We’ve all been there–the supermarket, the train, a restaurant.   In comes someone with their dog.  Why their dog…why not yours?  It’s hard to figure out which animals are entitled to full public access and which are not.

Let’s take a look at the difference in each of these labels, and what they represent for owners and canine assistants.

A service dog is trained to perform tasks that ease the disability of his specific owner. Training typically takes 18-24 months. Interesting fact:  Because of his advanced training, a service dog is considered medical equipment and is permitted to accompany his disabled owner to places where a family pet is not permitted.

An emotional support animal (notice we said “animal”– (cats, dog, mice, rabbits, birds, snakes, rats, potbelly pigs, ferrets, etc. may qualify)belongs to a person who is disabled. A doctor has determined that the presence of the animal is necessary for the disabled person’s mental health and written a prescription stating such.  This “doctor’s note” supersedes any rules or regulations that bans pets in the home.   The animal is not subject to training, though some may be assigned.  The owner of an emotional support animal has the same rights than any other pet owner has…and little more.  The owner has the right to keep the emotional support animal in a home with a “no pets” policy and to have the animal accompany them in the cabin of a plane.

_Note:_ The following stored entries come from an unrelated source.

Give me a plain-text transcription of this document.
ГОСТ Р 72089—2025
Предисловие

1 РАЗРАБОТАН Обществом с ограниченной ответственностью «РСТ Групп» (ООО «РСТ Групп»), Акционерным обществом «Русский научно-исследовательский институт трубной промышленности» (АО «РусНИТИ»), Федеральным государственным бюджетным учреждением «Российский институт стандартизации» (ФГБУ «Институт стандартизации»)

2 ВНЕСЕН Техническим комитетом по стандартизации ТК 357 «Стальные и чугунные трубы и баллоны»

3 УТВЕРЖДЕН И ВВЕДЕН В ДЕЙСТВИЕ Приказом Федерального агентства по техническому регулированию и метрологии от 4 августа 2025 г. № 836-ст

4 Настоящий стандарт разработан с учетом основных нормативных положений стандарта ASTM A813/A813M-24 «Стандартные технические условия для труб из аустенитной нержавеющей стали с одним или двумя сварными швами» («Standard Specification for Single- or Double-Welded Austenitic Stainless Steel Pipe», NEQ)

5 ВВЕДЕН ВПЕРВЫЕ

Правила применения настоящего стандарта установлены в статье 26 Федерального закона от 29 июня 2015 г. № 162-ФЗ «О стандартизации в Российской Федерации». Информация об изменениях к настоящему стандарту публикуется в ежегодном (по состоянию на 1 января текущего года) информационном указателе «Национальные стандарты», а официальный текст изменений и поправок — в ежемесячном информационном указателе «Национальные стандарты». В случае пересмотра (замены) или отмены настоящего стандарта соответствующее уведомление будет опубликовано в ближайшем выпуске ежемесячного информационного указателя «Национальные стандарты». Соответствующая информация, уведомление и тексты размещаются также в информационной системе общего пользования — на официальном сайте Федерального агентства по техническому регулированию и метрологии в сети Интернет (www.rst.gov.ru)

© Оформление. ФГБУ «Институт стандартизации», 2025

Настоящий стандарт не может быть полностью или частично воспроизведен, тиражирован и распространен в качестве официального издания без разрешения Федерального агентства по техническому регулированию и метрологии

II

Therapy dogs are pets that have been   trained, tested, registered, and insured.  More than likely, you’ll find them visiting hospitals and nursing homes cheering up the patients and staff.  The training is chiefly behavioral and takes about 8 weeks.   The practice of registering a therapy dog is chiefly to demonstrate that the dog is insured against liability, well-behaved and, most importantly, safe around strangers.  Legally, a therapy dog is a pet, only allowed where facility managers and owners permit.  The title “therapy dog” does not insure entry to any facility.  Permission is always required.

Easy Reference to Titles

  • Service dogs work to help the owner perform tasks he/she cannot perform on his/her own because of a disability
  • Emotional support animals work to improve the health of her/his owner who is disabled
  • Therapy animals work with an owner to improve the health of others


Each of these dogs fill an important role in the lives of the people around them. All should be respected and valued for those roles. Using a dog improperly is not only illegal, but can actually be detrimental to the animals and trainers who are compliant.  Please be respectful and supportive of both the humans and dogs and the work they do.